例えば、私の親は薄々気づいているかもしれませんが、私がパンセクシャルであることを彼らにはカムアウトしていません。
でもその時がきたら、ニックみたいに親と温かい気持ちを共有したいな、と思います。
なぜ、そんなニックを演じた俳優が、カムアウトの自由を奪われなければならなかったのか。
なぜ、セクシャリティの説明を求められなければならないのか。説明がないと気が済まない、それは批判した人間の内側に問題があるのであって、キット・コナーにはない。
自分の未熟さを他者に押し付けるなよ。
この世の中で、バイセクシャルやパンセクシャルなど、対象が複数のジェンダーに向くセクシャリティを自認して生きることは、様々な葛藤や偏見を抱えることを余儀なくされてしまいます。

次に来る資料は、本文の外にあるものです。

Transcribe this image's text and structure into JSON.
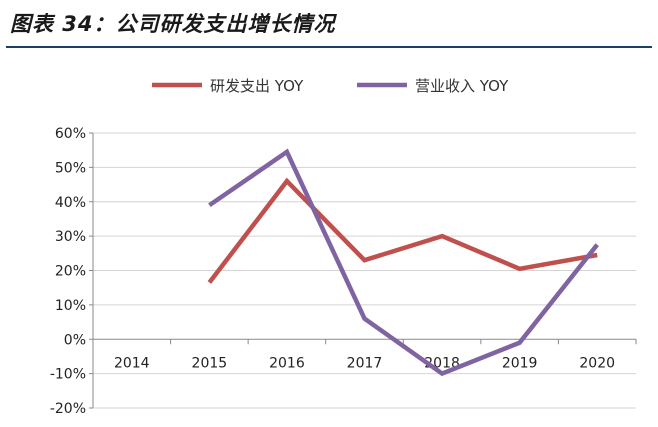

個人的な話、私は自分がパンセクシャルだと自認するまでに、気づき始めてから何年もかかりました。
私には、特定のジェンダーしか愛せないという感覚がわからない。「愛さない」ということはずっとしてきましたが、「愛せない」と思ったことはありません。だからといって=パンセクシャルだ、というふうには至れないのが、このセクシャリティの良さでもあり辛さでもあると思います。
キット・コナーが、自分の性自認がバイセクシャルであることにどこまでしっくり来ているのか、私にはわからないけど、きっと18歳という若さでは語り尽くせないはずです。まだわかっていないことも多いはずです。
発言を見てるとかなり成熟した立派な人だと思うけれど、でも、18歳ですよ。
私がもしキット・コナーの立場なら、死にたくて仕方ないと思ってしまうだろうと想像することは簡単で、本当に本当に胸が張り裂けそう。
なぜなら、私が若い頃に死にたいと思わなかったのは、この社会で、このセクシャリティを知らなかったから。説明を求められず、自分の問題として誰かに邪魔をされたりしなかった。
知ってからも、自認してからも、カムアウトの自由があるから。誰かにジャッジされたり、詮索されたりしていないから。
自分が誰と一緒にいるかで、誰と親しい関係を育むかで自分をジャッジされるなんて、耐えられない。そんなことあってはならない。
キット・コナーさんが適切なケアを受け、自分が愛されているということ、人を勇気づけてきたことに集中できることを願ってやみません。
周りの大人が、友人が、大切な人々が、彼を守ってくれますように。
そして、クィアベイティングの意義を正しく理解しようともせず、理不尽な現状に加担した人間の一人でも多くが、自分のしたことの危険性を反省し、恥を知って欲しいと思います。
最後に『ハート・ストッパー』というドラマが、これからも悩みを抱えている一人でも多くのLGBTQIA+当事者に届き、「幸せになる権利がある」と前向きな気持ちの連鎖を途絶えさせられず、続いてくれますように。